Ogni notte, quando il freddo diventa più cattivo e non bastano più cartoni e giornali per difendersi, tanti senzatetto, pur di non dormire per strada e rischiare la vita (non sono rari i casi di decessi per ipotermia), riempiono i pronto soccorso degli ospedali romani. E così nella piastra del Dipartimento di emergenza del San Camillo così come all'Umberto primo o al San Giovanni, oppure al Grassi di Ostia, non si nega mai una coperta o un pezzo di pane alle decine di persone che non hanno bisogno di assistenza sanitaria ma di un conforto sociale. Un vero e proprio esercito di 7.500 senzatetto, di cui 3.000 vivono in strada, e che non hanno un luogo sicuro dove passare la notte.

 

EMERGENZA
«Il Comune è nuovamente in ritardo sull'emergenza freddo», ha detto pochi giorni fa Marco Impagliazzo, presidente della comunità di Sant'Egidio. «Avevano indetto una prima gara per 230 posti in più ma le offerte ne hanno coperte solo 40 - aggiunge - Non c'è stato un avviso pubblico come avremmo desiderato, ad agosto, per dare tempo alle associazioni di organizzarsi». Sei giorni fa, quando le temperature scesero sotto zero, il Comune ha emesso un'ordinanza per affrontare l'emergenza, ma nulla è cambiato. Ogni notte il popolo degli invisibili arriva nelle sale d'attesa degli ospedali per usare i bagni e le sedie come rifugio. «Ma non può essere questa la soluzione», ripetono da anni medici e pazienti. Il San Camillo è tra i più gettonati da sempre. Il tempo di affacciarsi e notare un fagotto raggomitolato su una sedia, uno dei tanti fantasmi, in una notte, una solita notte, di ferite, coliche, influenza. «Fuori fa freddo», un soffio quello che esce dalla bocca della signora, cerca riparo qui al Pronto soccorso, «qualche volta anche all'Umberto I». Stringe la borsa e tenta di riaddormentarsi.
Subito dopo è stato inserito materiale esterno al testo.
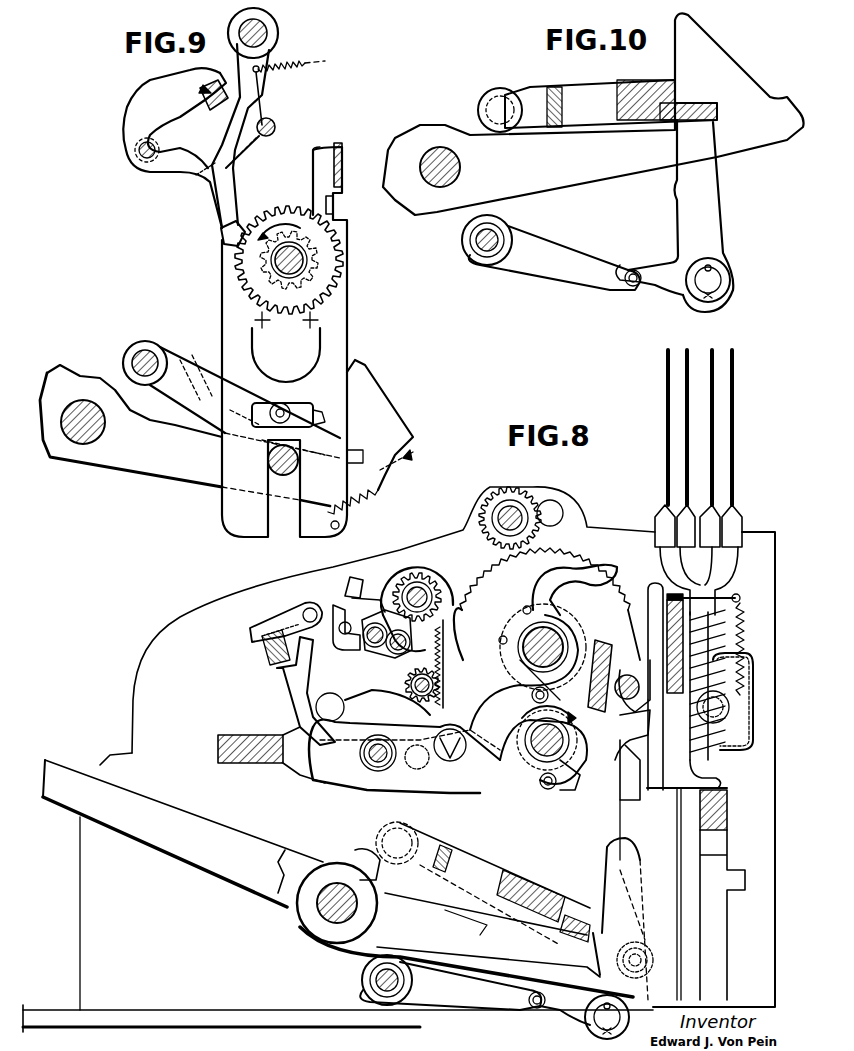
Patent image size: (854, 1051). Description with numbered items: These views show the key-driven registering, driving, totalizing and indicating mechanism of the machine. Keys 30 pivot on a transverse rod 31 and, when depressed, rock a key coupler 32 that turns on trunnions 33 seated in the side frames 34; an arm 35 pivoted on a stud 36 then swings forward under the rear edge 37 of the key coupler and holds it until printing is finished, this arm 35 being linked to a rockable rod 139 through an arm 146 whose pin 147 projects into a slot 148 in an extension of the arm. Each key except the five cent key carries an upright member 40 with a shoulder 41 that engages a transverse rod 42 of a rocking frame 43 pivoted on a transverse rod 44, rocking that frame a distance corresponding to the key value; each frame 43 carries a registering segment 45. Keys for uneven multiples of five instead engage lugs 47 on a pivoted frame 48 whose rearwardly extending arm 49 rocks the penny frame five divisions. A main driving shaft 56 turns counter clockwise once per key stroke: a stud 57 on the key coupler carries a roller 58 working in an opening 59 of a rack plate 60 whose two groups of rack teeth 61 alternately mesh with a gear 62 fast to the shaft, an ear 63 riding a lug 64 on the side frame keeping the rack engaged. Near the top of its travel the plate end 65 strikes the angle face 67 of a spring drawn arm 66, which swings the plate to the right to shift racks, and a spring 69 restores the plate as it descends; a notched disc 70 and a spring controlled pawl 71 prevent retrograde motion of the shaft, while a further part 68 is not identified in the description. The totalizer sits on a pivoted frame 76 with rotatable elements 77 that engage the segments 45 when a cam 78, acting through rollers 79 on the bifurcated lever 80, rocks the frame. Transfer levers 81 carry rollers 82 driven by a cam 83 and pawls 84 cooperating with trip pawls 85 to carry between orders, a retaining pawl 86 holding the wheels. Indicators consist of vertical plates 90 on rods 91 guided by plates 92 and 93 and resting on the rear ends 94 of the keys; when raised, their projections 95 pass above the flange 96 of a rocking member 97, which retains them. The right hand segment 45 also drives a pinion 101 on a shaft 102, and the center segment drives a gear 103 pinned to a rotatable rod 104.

In FIG. 9, the keys 30 is at (155, 475).
In FIG. 10, the keys 30 is at (752, 147).
In FIG. 8, the keys 30 is at (180, 858).
In FIG. 9, the transverse rod 31 is at (82, 405).
In FIG. 10, the transverse rod 31 is at (432, 150).
In FIG. 8, the transverse rod 31 is at (320, 928).
In FIG. 9, the key coupler 32 is at (207, 352).
In FIG. 10, the key coupler 32 is at (545, 86).
In FIG. 8, the key coupler 32 is at (522, 878).
In FIG. 9, the trunnions 33 is at (125, 356).
In FIG. 10, the trunnions 33 is at (490, 103).
In FIG. 8, the trunnions 33 is at (398, 845).
In FIG. 8, the side frames 34 is at (83, 916).
In FIG. 10, the arm 35 is at (712, 233).
In FIG. 8, the arm 35 is at (627, 848).
In FIG. 10, the stud 36 is at (720, 272).
In FIG. 8, the stud 36 is at (602, 1012).
In FIG. 10, the rear edge 37 is at (668, 126).
In FIG. 8, the rear edge 37 is at (575, 926).
In FIG. 8, the upright member 40 is at (640, 798).
In FIG. 8, the shoulder 41 is at (585, 722).
In FIG. 8, the transverse rod 42 is at (628, 674).
In FIG. 8, the rocking frame 43 is at (600, 650).
In FIG. 8, the transverse rod 44 is at (549, 638).
In FIG. 8, the registering segment 45 is at (585, 556).
In FIG. 8, the downwardly projecting lugs 47 is at (484, 906).
In FIG. 8, the pivoted frame 48 is at (366, 858).
In FIG. 8, the rearwardly extending arm 49 is at (297, 905).
In FIG. 9, the main driving shaft 56 is at (310, 268).
In FIG. 8, the main driving shaft 56 is at (568, 750).
In FIG. 9, the stud 57 is at (283, 405).
In FIG. 9, the roller 58 is at (272, 430).
In FIG. 9, the opening 59 is at (318, 414).
In FIG. 9, the rack plate 60 is at (335, 322).
In FIG. 9, the rack teeth 61 is at (305, 330).
In FIG. 9, the gear 62 is at (302, 287).
In FIG. 9, the ear 63 is at (334, 205).
In FIG. 9, the lug 64 is at (342, 148).
In FIG. 9, the end 65 is at (241, 225).
In FIG. 9, the spring drawn arm 66 is at (264, 88).
In FIG. 9, the angle face 67 is at (241, 150).
In FIG. 9, the stud 68 is at (298, 470).
In FIG. 9, the spring 69 is at (378, 488).
In FIG. 9, the notched disc 70 is at (236, 266).
In FIG. 9, the spring controlled pawl 71 is at (205, 192).
In FIG. 8, the pivoted frame 76 is at (348, 709).
In FIG. 8, the rotatable elements 77 is at (432, 574).
In FIG. 8, the cam 78 is at (530, 724).
In FIG. 8, the rollers 79 is at (533, 693).
In FIG. 8, the lever 80 is at (458, 790).
In FIG. 8, the transfer levers 81 is at (290, 687).
In FIG. 8, the roller 82 is at (508, 790).
In FIG. 8, the cam 83 is at (568, 793).
In FIG. 8, the pawl 84 is at (320, 600).
In FIG. 8, the trip pawl 85 is at (350, 585).
In FIG. 8, the retaining pawl 86 is at (382, 648).
In FIG. 8, the vertical plates 90 is at (667, 423).
In FIG. 8, the rods 91 is at (730, 560).
In FIG. 8, the plate 92 is at (731, 596).
In FIG. 8, the plate 93 is at (720, 786).
In FIG. 8, the rear ends 94 is at (710, 958).
In FIG. 8, the projections 95 is at (705, 745).
In FIG. 8, the flange 96 is at (743, 636).
In FIG. 8, the rocking member 97 is at (742, 682).
In FIG. 8, the pinion 101 is at (432, 705).
In FIG. 8, the shaft 102 is at (408, 685).
In FIG. 8, the gear 103 is at (535, 500).
In FIG. 8, the rotatable rod 104 is at (505, 508).
In FIG. 10, the rockable rod 139 is at (505, 230).
In FIG. 8, the rockable rod 139 is at (368, 970).
In FIG. 10, the arm 146 is at (541, 250).
In FIG. 8, the arm 146 is at (442, 1005).
In FIG. 10, the pin 147 is at (622, 284).
In FIG. 8, the pin 147 is at (530, 998).
In FIG. 10, the slot 148 is at (625, 265).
Sirene, barellieri, arriva un nuovo codice, rosso o giallo. Tutto finisce poco più in là, di fronte alle sale dei medici. Fuori, nella sala d'attesa, sette senzatetto dormono sulle sedie. Uno si chiama Giulio, o almeno così dice. Ha una cinquantina d'anni, da cinque dorme per strada, prima in via Marsala. Poi, ricoverato per un malore, ha scoperto questo posto. «Soffre di alcolismo - racconta un infermiere - e spesso ha bisogno di cure. Farlo dormire all'aperto sarebbe disumano». Due anziani coniugi discutono di scadenze di pagamenti, una giovane donna litiga con il fidanzato via cellulare, un uomo sulla cinquantina è assorto nei suoi pensieri.

IL VIAVAI
«Non è sempre così - interviene un infermiere tutto precisino - Qui, certe notti, arriviamo anche a cento interventi in 12 ore». Si crea dibattito, l'atmosfera abbandona la sonnolenza. Altro ospedale, stessa notte di sonno precario all'Umberto I. Sembrerebbe una paziente in attesa di essere medicata una signora sulla sessantina con escoriazioni alle gambe. Invece si è fatta male da sola. Assopita, ha perso l'equilibrio e si è risvegliata a terra. Alri chiacchierano con delle coperte addosso. Stessa fotografia al San Giovanni. La vita in strada è una lotta. Lo è anche trovare posto in una struttura del Comune. «Come è possibile che la sala d'attesa venga scambiata per un ricovero notturno - dice il consigliere regionale (FdI), Fabrizio Santori - È intollerabile, sia dal punto di vista sanitario che umano. Quelle persone dovrebbero essere aiutate dall'amministrazione, con un piano adeguato, e i pazienti e i loro familiari dovrebbero essere accolti in sale pulite». «Se da una parte si accetta il fatto che le persone rimaste senza una casa cerchino un posto caldo dove rifugiarsi, dall'altra bisogna anche tener conto che l'utente che viene al Pronto Soccorso soffre o prova disagio nel trovarsi in questa situazione», spiega il presidente del Club della Libertà per le politiche sociali e sicurezza, Marco Rollero».